Think of the brave pioneers heading west to California, wide covered-wagons piled high with beds and dressers and their most treasured possessions. They did fine until the mountains of the Sierra Nevada closed in on them, and the twisting, turning path got narrow, and the rains turned the dust into mud that buried wheels, and the snows covered the trail. The narrow way became hard to find and harder to navigate. The only ones who made it through were the ones who shed all encumbrances by the wayside, quickly, before it was too late.
Think of Lot and Abram on their journey to the land that God has promised them. They’re doing fine until they stumble under the weight of their prosperity. Their baggage bursting with silver and gold, their flocks of animals filled to overflowing, their wealth overwhelms the narrow capacity of their arid land. Going their separate ways, Lot, of course, chooses the wide gate. Who can blame him? As I stood at Green’s View and looked down at the valley yesterday, I thought about poor Lot looking down on the Jordan plain. Like him, I would certainly have chosen the wide expanse of lush farmland, the fertile fields already under cultivation. I would have picked the easy descent into Egypt-like riches over, say, what I saw of the University Farm on the other side, a narrow strip of scraggly land painstakingly reclaimed with sweat and toil from a gravel parking lot.
Now, I’ll admit that Jesus’ warning about gates concerns more than just the bulk of our possessions. I might just be a bit influenced in my reading by our class this summer on money, land, and ecological justice in the bible. But I’m also taking the class on fourth century desert monasticism, and I’m the first to admit that our unwieldy baggage can be made up of other things than gold and silver. Sacks bulging with pride, lust, sloth, gluttony, and all spiritual ills can certainly burden us just as badly on the narrow path to Life in God.
What is clear, is that Jesus is telling us in no uncertain terms that the narrow way is the way to go. It is the only gate that leads to Life, even though it takes us down a path that winds straight through the demanding way of the Sermon on the Mount.

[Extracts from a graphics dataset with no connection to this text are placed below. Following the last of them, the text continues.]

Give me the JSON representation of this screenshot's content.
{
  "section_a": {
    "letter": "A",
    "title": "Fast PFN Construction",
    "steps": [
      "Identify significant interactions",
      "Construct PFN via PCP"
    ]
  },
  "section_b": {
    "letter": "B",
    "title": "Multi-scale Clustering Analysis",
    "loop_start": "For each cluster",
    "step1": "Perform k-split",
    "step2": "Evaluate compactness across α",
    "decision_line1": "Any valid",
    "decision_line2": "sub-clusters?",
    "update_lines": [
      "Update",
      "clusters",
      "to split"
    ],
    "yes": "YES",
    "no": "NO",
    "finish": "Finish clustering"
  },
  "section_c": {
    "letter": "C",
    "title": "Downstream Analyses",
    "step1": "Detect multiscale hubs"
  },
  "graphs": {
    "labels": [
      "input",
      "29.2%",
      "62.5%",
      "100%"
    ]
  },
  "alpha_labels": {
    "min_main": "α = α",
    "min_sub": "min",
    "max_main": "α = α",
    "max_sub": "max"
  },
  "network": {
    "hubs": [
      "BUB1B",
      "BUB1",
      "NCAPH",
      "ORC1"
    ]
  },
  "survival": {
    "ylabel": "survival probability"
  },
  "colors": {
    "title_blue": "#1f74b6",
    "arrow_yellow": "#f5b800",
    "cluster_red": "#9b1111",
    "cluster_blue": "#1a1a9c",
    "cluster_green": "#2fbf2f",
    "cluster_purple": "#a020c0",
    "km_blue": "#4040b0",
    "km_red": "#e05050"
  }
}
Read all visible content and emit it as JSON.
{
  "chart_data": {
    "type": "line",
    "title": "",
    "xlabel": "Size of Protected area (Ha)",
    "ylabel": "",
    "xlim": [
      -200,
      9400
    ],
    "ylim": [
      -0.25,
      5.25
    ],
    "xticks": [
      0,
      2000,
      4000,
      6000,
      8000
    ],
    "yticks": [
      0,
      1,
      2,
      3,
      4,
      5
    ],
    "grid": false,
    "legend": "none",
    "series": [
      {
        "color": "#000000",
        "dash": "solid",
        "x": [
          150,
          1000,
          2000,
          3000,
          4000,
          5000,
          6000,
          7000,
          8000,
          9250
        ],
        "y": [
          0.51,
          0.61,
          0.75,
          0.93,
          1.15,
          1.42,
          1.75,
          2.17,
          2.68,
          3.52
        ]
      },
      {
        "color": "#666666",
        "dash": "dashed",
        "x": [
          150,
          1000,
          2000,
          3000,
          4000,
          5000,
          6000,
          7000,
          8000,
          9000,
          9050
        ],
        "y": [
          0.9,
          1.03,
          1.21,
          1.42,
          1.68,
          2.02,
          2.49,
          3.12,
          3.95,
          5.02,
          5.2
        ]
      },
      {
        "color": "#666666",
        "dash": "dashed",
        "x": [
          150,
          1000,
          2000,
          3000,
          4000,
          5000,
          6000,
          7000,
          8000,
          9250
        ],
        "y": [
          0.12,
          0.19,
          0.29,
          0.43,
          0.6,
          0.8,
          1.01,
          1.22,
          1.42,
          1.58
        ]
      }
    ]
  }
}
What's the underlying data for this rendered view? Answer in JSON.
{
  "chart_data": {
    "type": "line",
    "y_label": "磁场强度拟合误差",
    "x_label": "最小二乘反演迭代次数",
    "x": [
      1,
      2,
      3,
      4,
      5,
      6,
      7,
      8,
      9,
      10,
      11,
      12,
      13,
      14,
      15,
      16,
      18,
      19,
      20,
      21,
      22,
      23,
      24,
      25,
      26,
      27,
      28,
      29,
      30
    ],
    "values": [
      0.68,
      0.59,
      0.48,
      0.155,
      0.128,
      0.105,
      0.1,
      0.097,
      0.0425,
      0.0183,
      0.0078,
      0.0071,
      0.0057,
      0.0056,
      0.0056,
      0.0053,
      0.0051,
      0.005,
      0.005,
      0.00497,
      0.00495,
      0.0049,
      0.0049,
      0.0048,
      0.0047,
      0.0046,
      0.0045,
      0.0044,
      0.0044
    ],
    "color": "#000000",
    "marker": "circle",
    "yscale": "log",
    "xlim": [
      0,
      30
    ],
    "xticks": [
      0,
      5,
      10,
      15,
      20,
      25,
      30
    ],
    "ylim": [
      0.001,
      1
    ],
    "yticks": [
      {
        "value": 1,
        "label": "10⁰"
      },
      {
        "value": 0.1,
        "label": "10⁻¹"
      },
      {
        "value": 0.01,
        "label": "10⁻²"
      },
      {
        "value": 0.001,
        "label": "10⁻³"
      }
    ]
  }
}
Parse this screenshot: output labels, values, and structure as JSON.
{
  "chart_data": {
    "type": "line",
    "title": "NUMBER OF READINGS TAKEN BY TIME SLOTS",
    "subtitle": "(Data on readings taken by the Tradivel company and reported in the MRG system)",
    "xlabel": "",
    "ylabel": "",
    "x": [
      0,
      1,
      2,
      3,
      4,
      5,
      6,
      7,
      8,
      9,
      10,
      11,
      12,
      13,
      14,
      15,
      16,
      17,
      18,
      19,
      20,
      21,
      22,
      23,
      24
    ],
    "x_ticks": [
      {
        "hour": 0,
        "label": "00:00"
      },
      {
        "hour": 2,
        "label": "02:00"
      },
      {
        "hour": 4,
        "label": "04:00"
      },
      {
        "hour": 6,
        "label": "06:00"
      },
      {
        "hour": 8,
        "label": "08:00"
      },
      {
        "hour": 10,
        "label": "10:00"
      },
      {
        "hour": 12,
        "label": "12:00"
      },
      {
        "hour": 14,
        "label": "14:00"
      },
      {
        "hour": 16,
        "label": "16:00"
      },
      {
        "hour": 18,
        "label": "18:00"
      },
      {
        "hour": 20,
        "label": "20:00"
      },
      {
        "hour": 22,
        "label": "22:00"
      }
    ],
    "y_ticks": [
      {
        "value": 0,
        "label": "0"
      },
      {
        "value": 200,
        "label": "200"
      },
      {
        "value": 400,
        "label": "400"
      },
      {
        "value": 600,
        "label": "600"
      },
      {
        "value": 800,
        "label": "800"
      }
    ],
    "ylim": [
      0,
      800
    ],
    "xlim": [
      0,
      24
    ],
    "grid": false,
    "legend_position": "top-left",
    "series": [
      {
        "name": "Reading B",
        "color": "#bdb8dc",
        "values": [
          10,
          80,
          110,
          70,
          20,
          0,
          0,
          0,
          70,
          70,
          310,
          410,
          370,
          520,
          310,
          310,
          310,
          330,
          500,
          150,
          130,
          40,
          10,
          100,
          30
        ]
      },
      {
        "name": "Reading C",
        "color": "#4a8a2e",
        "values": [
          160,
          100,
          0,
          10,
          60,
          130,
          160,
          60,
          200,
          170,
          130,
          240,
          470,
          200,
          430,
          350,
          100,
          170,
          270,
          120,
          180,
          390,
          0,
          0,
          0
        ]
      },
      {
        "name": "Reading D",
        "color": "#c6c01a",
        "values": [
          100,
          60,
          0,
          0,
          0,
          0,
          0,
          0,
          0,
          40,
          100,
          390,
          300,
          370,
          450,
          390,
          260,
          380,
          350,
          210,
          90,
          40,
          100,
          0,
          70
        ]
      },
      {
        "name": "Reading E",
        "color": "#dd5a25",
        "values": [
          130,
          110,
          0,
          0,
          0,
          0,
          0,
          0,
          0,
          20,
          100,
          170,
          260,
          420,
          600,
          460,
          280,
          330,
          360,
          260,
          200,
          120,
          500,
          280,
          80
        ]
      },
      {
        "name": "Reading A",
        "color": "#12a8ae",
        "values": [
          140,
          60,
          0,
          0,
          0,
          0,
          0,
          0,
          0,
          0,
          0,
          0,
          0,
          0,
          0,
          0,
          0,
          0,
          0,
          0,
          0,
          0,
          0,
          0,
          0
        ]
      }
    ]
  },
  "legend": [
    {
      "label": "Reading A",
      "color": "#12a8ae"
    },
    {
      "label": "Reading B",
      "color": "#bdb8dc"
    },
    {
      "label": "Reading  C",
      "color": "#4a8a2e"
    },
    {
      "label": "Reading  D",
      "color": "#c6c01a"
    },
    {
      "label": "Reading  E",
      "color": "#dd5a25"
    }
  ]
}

Suitcases full of material gain won’t fit in a place where it is the poor, the meek, and the merciful who are blessed. We can’t haul bags full of piety through the shredding blades of the Antitheses. Heavy sacks of judgment will weigh us down. A precious life wrapped in layers of cotton and self-preserving plastic won’t fit through the turnstile.
How do we make it through, then? Like Abram, with eyes lowered in humility, spiritual burdens--and possessions--laid down at God’s feet. We make it through only by putting down our stuff and grasping hold of God’s abundant gifts. We make it through, by emptying our hands so that we can knock at the door, the door where God is waiting to fill our emptied hands with Life.